Propose la création d’une nouvelle « réserve naturelle » dans des zones où les prospections minières n’ont rien donné.

-  Offre la possibilité aux peuples autochtones de se « reloger » dans cette nouvelle « réserve naturelle » car, malheureusement, les terres qu’ils habitent depuis des temps immémoriaux se trouvent en plein cœur des projets d’aménagement du territoire.

Le drame des Indiens d’Amazonie et de l’écologie en général, c’est de n’avoir su convaincre aucune des grandes puissances du monde.
Ainsi, au sein du Conseil de sécurité de l’ONU, on constate que les Américains n’ont même pas ratifié le protocole de Kyoto, les Chinois viennent de passer un accord commercial avec le Suriname qui promet de transformer la forêt primaire en ameublement pour leur classe moyenne en plein boom.
165.jpgMême la France, qui détient pourtant une partie d’Amazonie au travers de la Guyane, n’a pas ratifié la convention 169 de l’OIT. Cette nation, si diserte dès qu’il est question de Droits de l’Homme, semble pourtant faire bien peu de cas du sort des Indiens d’Amazonie « française », littéralement décimés par la pollution au mercure de ses fleuves sauvagement orpaillés.
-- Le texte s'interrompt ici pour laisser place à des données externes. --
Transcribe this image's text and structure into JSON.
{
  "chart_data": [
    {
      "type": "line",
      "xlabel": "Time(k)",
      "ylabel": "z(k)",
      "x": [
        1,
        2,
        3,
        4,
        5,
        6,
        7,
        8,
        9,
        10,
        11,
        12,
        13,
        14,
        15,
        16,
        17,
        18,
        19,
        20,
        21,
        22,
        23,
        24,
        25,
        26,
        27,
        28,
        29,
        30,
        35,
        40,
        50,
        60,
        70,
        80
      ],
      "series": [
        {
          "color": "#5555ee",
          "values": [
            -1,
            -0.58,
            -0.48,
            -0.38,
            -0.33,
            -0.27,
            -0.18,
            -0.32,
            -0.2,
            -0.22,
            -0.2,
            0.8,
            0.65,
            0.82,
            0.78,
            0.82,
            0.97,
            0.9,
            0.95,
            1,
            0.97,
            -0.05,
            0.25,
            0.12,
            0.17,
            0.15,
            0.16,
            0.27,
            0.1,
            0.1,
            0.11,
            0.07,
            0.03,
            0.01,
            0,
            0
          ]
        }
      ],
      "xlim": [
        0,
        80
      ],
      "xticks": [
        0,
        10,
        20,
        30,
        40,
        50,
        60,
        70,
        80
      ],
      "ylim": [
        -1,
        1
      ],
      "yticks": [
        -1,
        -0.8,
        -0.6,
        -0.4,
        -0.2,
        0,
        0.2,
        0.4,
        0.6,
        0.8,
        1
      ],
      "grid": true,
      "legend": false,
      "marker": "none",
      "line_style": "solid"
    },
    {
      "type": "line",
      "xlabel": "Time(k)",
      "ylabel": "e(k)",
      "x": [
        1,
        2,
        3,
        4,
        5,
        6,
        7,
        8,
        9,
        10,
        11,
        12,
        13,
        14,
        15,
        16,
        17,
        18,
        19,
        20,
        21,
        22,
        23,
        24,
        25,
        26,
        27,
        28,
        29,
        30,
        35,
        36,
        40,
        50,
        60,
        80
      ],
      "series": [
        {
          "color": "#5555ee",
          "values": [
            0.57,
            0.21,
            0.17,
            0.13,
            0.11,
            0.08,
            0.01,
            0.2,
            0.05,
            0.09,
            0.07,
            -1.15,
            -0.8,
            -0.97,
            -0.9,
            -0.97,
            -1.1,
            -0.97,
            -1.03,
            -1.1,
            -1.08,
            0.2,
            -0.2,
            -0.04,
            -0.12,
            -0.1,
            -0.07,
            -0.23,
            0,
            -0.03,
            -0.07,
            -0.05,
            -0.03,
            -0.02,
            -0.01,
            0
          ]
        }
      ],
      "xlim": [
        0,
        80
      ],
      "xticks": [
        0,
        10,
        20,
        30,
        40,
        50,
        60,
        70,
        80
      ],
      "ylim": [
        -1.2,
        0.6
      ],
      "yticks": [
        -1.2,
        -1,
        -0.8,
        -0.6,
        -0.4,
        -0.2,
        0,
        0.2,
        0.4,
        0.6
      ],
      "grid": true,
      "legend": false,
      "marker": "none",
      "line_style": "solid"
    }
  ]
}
Comment ne pas s’offusquer de la recommandation de la Croix Rouge française qui, au lieu de dénoncer le scandale de l’empoisonnement des rivières orpaillées, a préféré proposer aux Indiens d’Amazonie Wayanas de changer de régime alimentaire ?
Et... d’où viennent les 200 tonnes de ce mercure mortifère rejeté annuellement dans le bassin amazonien depuis la fin des années 80 ?... D’une industrie pétrochimique brésilienne, basée à São Paulo et dont la vente du mercure engraisse les dividendes des actionnaires et génère quelques emplois mal payés.